Given China's better-than-expected economic performance, both Morgan Stanley and Goldman Sachs have raised their outlook for China's economic growth this year.
Morgan Stanley has revised China's 2024 real GDP growth forecast from 4.2 percent to 4.8 percent. Goldman Sachs raised its forecast to 5 percent from 4.8 percent.
Erik Berglof, chief economist of the Asian Infrastructure Investment Bank, said: "China has been and will remain an important contributor to global growth in the foreseeable future. There is huge potential in the Chinese economy. China graduates around 1.5 million engineers every year. There's a lot of potential for technological development, more productivity and more economic growth."
But there are challenges as well, as the broader economy is still facing pressures, including uncertainty in the private sector and weakness in the property sector, which may continue to drag down growth in the short term, he said.
"What China needs to do is exactly what is being announced," he said. "China needs to create clear conditions and rules on how the private sector can contribute. It needs to focus on innovation, and try to bring new ideas and new ways of organizing things.
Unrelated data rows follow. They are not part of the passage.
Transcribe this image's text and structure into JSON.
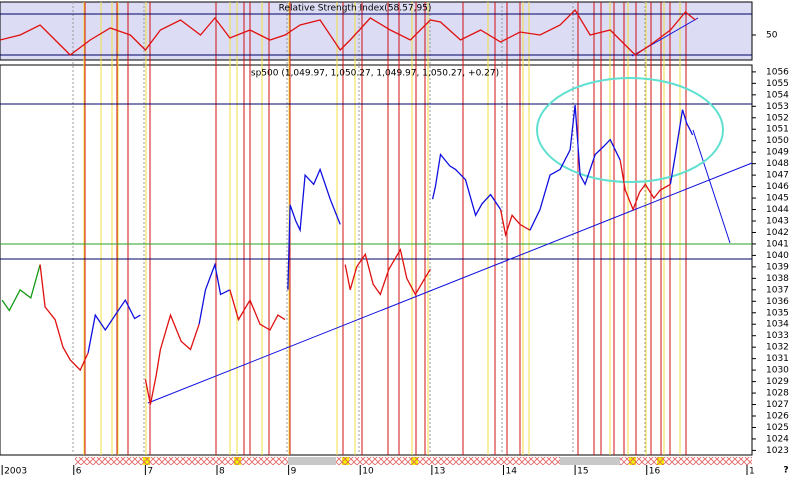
{
  "chart_data": [
    {
      "type": "line",
      "title": "Relative Strength Index(58.57,95)",
      "xlim": [
        -0.03,
        10.47
      ],
      "ylim": [
        25.6,
        82.2
      ],
      "yticks": [
        50
      ],
      "series": [
        {
          "color": "#e01010",
          "x": [
            -0.03,
            0.25,
            0.53,
            0.81,
            0.95,
            1.23,
            1.51,
            1.79,
            2.0,
            2.21,
            2.49,
            2.77,
            2.97,
            3.18,
            3.46,
            3.74,
            3.95,
            4.16,
            4.44,
            4.72,
            4.86,
            5.14,
            5.42,
            5.7,
            5.98,
            6.12,
            6.4,
            6.68,
            6.96,
            7.23,
            7.51,
            7.79,
            8.0,
            8.21,
            8.49,
            8.7,
            8.84,
            9.05,
            9.33,
            9.54,
            9.68
          ],
          "values": [
            45.1,
            50,
            59.8,
            40.2,
            30.5,
            45.1,
            56.8,
            50,
            35.4,
            54.9,
            64.6,
            50,
            66.6,
            47.1,
            54.9,
            45.1,
            50,
            59.8,
            64.6,
            35.4,
            45.1,
            66.6,
            54.9,
            45.1,
            64.6,
            62.7,
            45.1,
            54.9,
            43.2,
            52.9,
            50,
            59.8,
            74.4,
            50,
            54.9,
            40.2,
            30.5,
            40.2,
            54.9,
            72.4,
            64.6
          ]
        }
      ]
    },
    {
      "type": "line",
      "title": "sp500 (1,049.97, 1,050.27, 1,049.97, 1,050.27, +0.27)",
      "xlim": [
        -0.03,
        10.47
      ],
      "ylim": [
        1022.6,
        1056.6
      ],
      "yticks": [
        1023,
        1024,
        1025,
        1026,
        1027,
        1028,
        1029,
        1030,
        1031,
        1032,
        1033,
        1034,
        1035,
        1036,
        1037,
        1038,
        1039,
        1040,
        1041,
        1042,
        1043,
        1044,
        1045,
        1046,
        1047,
        1048,
        1049,
        1050,
        1051,
        1052,
        1053,
        1054,
        1055,
        1056
      ],
      "xticks": [
        {
          "value": 0,
          "label": "2003"
        },
        {
          "value": 1,
          "label": "6"
        },
        {
          "value": 2,
          "label": "7"
        },
        {
          "value": 3,
          "label": "8"
        },
        {
          "value": 4,
          "label": "9"
        },
        {
          "value": 5,
          "label": "10"
        },
        {
          "value": 6,
          "label": "13"
        },
        {
          "value": 7,
          "label": "14"
        },
        {
          "value": 8,
          "label": "15"
        },
        {
          "value": 9,
          "label": "16"
        },
        {
          "value": 10.4,
          "label": "1"
        }
      ],
      "corner_label": "?",
      "series": [
        {
          "color": "#139a13",
          "x": [
            0,
            0.1,
            0.25,
            0.4,
            0.53
          ],
          "values": [
            1036.1,
            1035.2,
            1037.0,
            1036.3,
            1039.2
          ]
        },
        {
          "color": "#e01010",
          "x": [
            0.53,
            0.6,
            0.74,
            0.85,
            0.95,
            1.09,
            1.2
          ],
          "values": [
            1039.2,
            1035.5,
            1034.4,
            1032.0,
            1030.9,
            1030.0,
            1031.5
          ]
        },
        {
          "color": "#1010e0",
          "x": [
            1.2,
            1.3,
            1.44,
            1.6,
            1.72,
            1.85,
            1.93
          ],
          "values": [
            1031.5,
            1034.8,
            1033.5,
            1035.0,
            1036.1,
            1034.5,
            1034.8
          ]
        },
        {
          "color": "#e01010",
          "x": [
            2.0,
            2.07,
            2.15,
            2.21,
            2.35,
            2.5,
            2.63,
            2.75
          ],
          "values": [
            1029.2,
            1027.0,
            1029.5,
            1031.8,
            1034.8,
            1032.5,
            1031.8,
            1034.0
          ]
        },
        {
          "color": "#1010e0",
          "x": [
            2.75,
            2.84,
            2.97,
            3.05,
            3.18
          ],
          "values": [
            1034.0,
            1037.0,
            1039.2,
            1036.6,
            1037.0
          ]
        },
        {
          "color": "#e01010",
          "x": [
            3.18,
            3.3,
            3.46,
            3.6,
            3.74,
            3.85,
            3.95
          ],
          "values": [
            1037.0,
            1034.4,
            1036.1,
            1034.0,
            1033.5,
            1034.8,
            1034.4
          ]
        },
        {
          "color": "#1010e0",
          "x": [
            3.99,
            4.02,
            4.1,
            4.16,
            4.23,
            4.35,
            4.44,
            4.58,
            4.72
          ],
          "values": [
            1037.0,
            1044.4,
            1043.0,
            1042.2,
            1047.0,
            1046.2,
            1047.5,
            1044.9,
            1042.7
          ]
        },
        {
          "color": "#e01010",
          "x": [
            4.79,
            4.86,
            4.95,
            5.07,
            5.18,
            5.28,
            5.4,
            5.56,
            5.65,
            5.77,
            5.9,
            5.98
          ],
          "values": [
            1039.2,
            1037.0,
            1039.0,
            1040.1,
            1037.5,
            1036.6,
            1038.8,
            1040.5,
            1038.0,
            1036.6,
            1038.0,
            1038.8
          ]
        },
        {
          "color": "#1010e0",
          "x": [
            6.01,
            6.05,
            6.12,
            6.25,
            6.33,
            6.47,
            6.61,
            6.7,
            6.82,
            6.96
          ],
          "values": [
            1044.9,
            1046.0,
            1048.8,
            1047.8,
            1047.5,
            1046.6,
            1043.5,
            1044.5,
            1045.3,
            1044.0
          ]
        },
        {
          "color": "#e01010",
          "x": [
            6.96,
            7.03,
            7.12,
            7.23,
            7.37
          ],
          "values": [
            1044.0,
            1041.8,
            1043.5,
            1042.7,
            1042.2
          ]
        },
        {
          "color": "#1010e0",
          "x": [
            7.37,
            7.51,
            7.65,
            7.79,
            7.93,
            8.0,
            8.07,
            8.14,
            8.28,
            8.4,
            8.49,
            8.63
          ],
          "values": [
            1042.2,
            1044.0,
            1047.0,
            1047.5,
            1049.2,
            1053.1,
            1047.0,
            1046.2,
            1048.8,
            1049.5,
            1050.1,
            1048.3
          ]
        },
        {
          "color": "#e01010",
          "x": [
            8.63,
            8.7,
            8.81,
            8.9,
            8.98,
            9.1,
            9.19,
            9.33
          ],
          "values": [
            1048.3,
            1045.7,
            1044.0,
            1045.5,
            1046.2,
            1045.0,
            1045.7,
            1046.2
          ]
        },
        {
          "color": "#1010e0",
          "x": [
            9.33,
            9.4,
            9.5,
            9.56,
            9.61,
            9.64
          ],
          "values": [
            1046.2,
            1048.8,
            1052.7,
            1051.5,
            1050.9,
            1050.5
          ]
        }
      ]
    }
  ]
}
All that is part of China's contribution to the global economy."
A meeting of the Political Bureau of the Communist Party of China Central Committee in April said the country will make moves to actively expand domestic demand, advance large-scale equipment renewal and trade-in of consumer goods and introduce more consumption scenarios and promote people-centered new urbanization. The meeting also called for research on policies and measures to reduce housing inventory and improve the quality of newly added housing.
Xiong Yuan, chief economist at Guosheng Securities, said the key meeting mainly focused on deepening reforms, implementing existing policies, boosting domestic demand and stabilizing the property sector, which will significantly increase market sentiment and stabilize expectations.
"China's proactive fiscal policy will stay front-loaded. The country will issue ultra-long-term special treasury bonds as soon as possible, and speed up the issuance of local government special bonds," he said. "On the property front, potential moves may include central funding to support reducing housing inventory and further property policy easing in first-tier cities like Beijing and Shanghai."
Lu Ting, chief China economist at Nomura, said potential risks in the property sector will remain the major challenge facing China's broader economy. "We need to take more measures to tackle the property woes, including further proper easing in first-tier cities and some second-tier cities as well as more steps to ensure delivery of presold homes."